Defending its decision to jail the journalist, the Manipur government claimed that the 39-year-old was arrested to “prevent him from acting in any matter pre-judicial to the security of the state and maintenance of public order”.Wangkhem’s family went on to challenge the detention in Manipur’s High Court with political opponents and human rights advocates saying that it was an attempt to silence dissent. On April 8, the Manipur High Court quashed all charges against Wangkhem and ordered his immediate release.
There is a demand that reparations be rendered the wronged journalist for loss of reputation and damage to health, though the chances of securing this seems unlikely in the current climate.

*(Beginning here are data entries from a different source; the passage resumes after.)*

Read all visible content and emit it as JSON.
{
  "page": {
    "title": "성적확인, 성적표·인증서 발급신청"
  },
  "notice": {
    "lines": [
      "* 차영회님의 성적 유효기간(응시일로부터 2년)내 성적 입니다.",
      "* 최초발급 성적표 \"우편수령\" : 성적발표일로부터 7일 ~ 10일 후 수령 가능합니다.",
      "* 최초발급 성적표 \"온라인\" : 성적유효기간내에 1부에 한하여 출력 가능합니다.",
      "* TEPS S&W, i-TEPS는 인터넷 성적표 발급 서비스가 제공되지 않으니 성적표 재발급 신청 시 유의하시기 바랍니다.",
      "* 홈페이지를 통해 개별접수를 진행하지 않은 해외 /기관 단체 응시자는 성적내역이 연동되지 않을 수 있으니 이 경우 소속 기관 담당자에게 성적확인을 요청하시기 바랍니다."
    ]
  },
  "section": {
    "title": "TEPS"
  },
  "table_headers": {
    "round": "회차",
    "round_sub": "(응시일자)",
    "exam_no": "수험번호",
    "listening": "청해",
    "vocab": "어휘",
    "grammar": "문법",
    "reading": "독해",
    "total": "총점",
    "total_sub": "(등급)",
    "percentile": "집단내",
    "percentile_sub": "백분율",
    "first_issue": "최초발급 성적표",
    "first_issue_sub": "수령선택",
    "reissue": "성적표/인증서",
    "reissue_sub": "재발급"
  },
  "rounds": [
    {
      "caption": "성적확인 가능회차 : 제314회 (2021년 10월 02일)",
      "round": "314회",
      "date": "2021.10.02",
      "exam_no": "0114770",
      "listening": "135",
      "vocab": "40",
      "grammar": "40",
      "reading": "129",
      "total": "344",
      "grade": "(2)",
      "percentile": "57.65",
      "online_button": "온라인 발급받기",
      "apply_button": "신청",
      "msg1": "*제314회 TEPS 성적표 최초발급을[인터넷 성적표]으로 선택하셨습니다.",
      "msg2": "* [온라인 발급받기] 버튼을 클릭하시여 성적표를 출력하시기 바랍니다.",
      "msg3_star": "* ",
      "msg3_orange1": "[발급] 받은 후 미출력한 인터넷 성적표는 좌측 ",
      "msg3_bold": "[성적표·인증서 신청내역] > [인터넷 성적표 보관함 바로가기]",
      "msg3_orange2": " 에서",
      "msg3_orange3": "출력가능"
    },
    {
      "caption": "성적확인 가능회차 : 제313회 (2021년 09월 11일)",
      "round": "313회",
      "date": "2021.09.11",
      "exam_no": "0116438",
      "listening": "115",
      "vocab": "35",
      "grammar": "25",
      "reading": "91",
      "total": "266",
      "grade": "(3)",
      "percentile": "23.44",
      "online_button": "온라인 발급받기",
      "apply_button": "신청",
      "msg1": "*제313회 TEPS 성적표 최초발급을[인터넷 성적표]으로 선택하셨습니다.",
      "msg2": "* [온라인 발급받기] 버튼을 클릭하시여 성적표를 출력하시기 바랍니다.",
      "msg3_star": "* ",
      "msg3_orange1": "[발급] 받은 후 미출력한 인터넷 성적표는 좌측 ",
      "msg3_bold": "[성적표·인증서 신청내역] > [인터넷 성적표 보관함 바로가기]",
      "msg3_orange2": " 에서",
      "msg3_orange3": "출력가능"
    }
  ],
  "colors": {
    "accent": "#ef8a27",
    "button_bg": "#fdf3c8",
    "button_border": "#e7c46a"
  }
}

Abhijit Iyer-Mitra, arresed for breach of legislative privilege
Orders for the arrest of Abhijit Iyer-Mitra, a national security commentator, were issued in September 2018 by police in Odisha in eastern India, after a Twitter post which allegedly ridiculed the iconography of some of the state’s most revered temples and ascribed it to a “conspiracy of the Muslims”. Iyer-Mitra was granted bail but went on to cast slurs against the elected legislators of Odisha. A month after the initial arrest warrant was issued, Iyer-Mitra was taken in to custody from his home in Delhi by Odisha police, on the additional charges of breach of legislative privilege.
Legislative privilege is an ill-defined provision and like contempt of court, invoked with extreme caprice to curb the public right to free speech. Iyer-Mitra spent 43 days imprisoned in what seemed collateral punishment for his friendship with an influential politician from Odisha, then going through a rift with the chief minister. He finally walked free after all charges were dropped. His incarceration was also a time of the failure of solidarity among media professionals.
As in the case of TV news anchor Arnab Goswami, this was another instance when political partisanship overwhelmed principle, occasioning rather more feeble protests than warranted over the arbitrary application of a law to punish a media practitioner.
Kamal Shukla charged with sedition
In the central Indian state of Chhattisgarh, long in the grip of a Maoist insurgency, editor Kamal Shukla of Bhoomkaal magazine was charged under the draconian law of sedition for sharing a cartoon on social media with a few comments of his own. In July 2018, the Chhattisgarh High Court granted him anticipatory bail, which gives him immunity from arrest. In issuing its order, the High Court cited well-established case law, often ignored, on essential conditions that must be met before sedition law is invoked.